# Fax sending error



## sasquatch829 (Nov 26, 2009)

Brother MFC490CW All-in-One Printer/Fax/Scanner/Copier doesn't want to send faxes to 800 nos. with my new VOIP service, Phone Power. No problem sending local faxes to 7-digit phone nos. Fax handshake seems to happen after a few rings. Followed by around 1 minute of silence, then error code 2001 or 2002 together with busy tones. Fax verifies as NG or BUSY. Phone Power said they don't support faxing and won't help. Brother says my phone service is the problem and suggest I use a different phone service to fax from. I think there is a configuration problem with my Brother MFC490CW or with the Linksys WRT300N router which a Phone Power techie configured when I started service. Can anyone suggest where I start troubleshooting?


----------



## buffoon (Jul 16, 2008)

sasquatch829 said:


> Brother MFC490CW All-in-One Printer/Fax/Scanner/Copier doesn't want to send faxes to 800 nos. with my new VOIP service, Phone Power. No problem sending local faxes to 7-digit phone nos. Fax handshake seems to happen after a few rings. Followed by around 1 minute of silence, then error code 2001 or 2002 together with busy tones. Fax verifies as NG or BUSY. Phone Power said they don't support faxing and won't help. Brother says my phone service is the problem and suggest I use a different phone service to fax from. I think there is a configuration problem with my Brother MFC490CW or with the Linksys WRT300N router which a Phone Power techie configured when I started service. Can anyone suggest where I start troubleshooting?

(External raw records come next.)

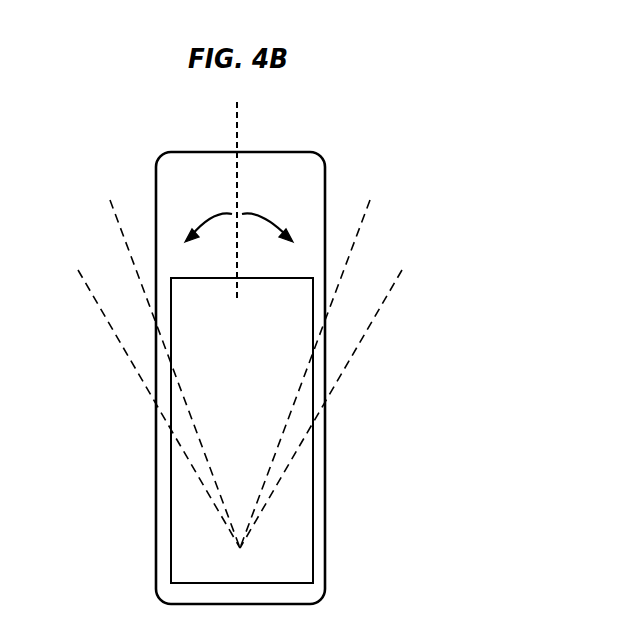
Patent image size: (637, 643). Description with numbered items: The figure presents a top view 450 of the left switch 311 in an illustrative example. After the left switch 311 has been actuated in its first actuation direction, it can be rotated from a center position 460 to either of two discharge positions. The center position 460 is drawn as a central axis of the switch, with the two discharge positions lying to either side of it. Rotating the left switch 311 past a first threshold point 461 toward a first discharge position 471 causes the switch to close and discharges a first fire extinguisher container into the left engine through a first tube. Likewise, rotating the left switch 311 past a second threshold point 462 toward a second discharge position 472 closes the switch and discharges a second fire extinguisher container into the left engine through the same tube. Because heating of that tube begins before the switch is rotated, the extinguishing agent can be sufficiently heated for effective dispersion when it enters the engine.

The left switch 311 is at (317, 530).
The center position 460 is at (237, 120).
The first threshold point 461 is at (116, 213).
The second threshold point 462 is at (365, 213).
The first discharge position 471 is at (100, 305).
The second discharge position 472 is at (382, 307).
The top view 450 is at (520, 267).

Brother and Phone power are both right. Your currently contracted VoIP does not support fax. Probably won't work on VoIP at all since it's signals require modulation/demodulation.


----------



## sasquatch829 (Nov 26, 2009)

I had ViaTalk VOIP service for 4 years prior to this Phone Power service. Six months of ViaTalk's service was with this Brother MFC490CW machine and never had a problem. I didn't need any fax support with them as I wouldn't think I would need any fax support with anyone. A line comes off the adapter into the machine and I can dial any number through the machine. I use regular off-the-shelf phones (4 cordless sets) with Phone Power same as I did with ViaTalk. I have to believe that VOIP service is not the problem otherwise why wouldn't I have a voice communication problem when I dial a 800 number? Data faxes to 7-digit phone numbers are not any problem. It is perplexing that 800 (10-digit) data faxes are a problem.


----------



## buffoon (Jul 16, 2008)

Yeah it's frustrating I know. I changed providers (better rates with a new one) but could henceforth put my fax on the shelf. Voice is of course no problem (similar set-up with me for phones as well or headphone, doesn't matter). The "modemization" got to the same with me in that some numbers I could fax to and others not. The other end wouldn't talk to my end and vice versa. 
But I could talk to the other end, just couldn't fax. I was advised to get myself a "newer" machine but finally scrapped the whole thing. Fortunately don't need it much any more but if I did (say businesswise) I'd be sunk.


----------



## sasquatch829 (Nov 26, 2009)

Thanks Buffoon - I appreciate you taking the time to give me info on your experience. I suppose I will have to change back to ViaTalk. I like to do some faxing from time to time. I hate using snail mail. Merry Christmas.


----------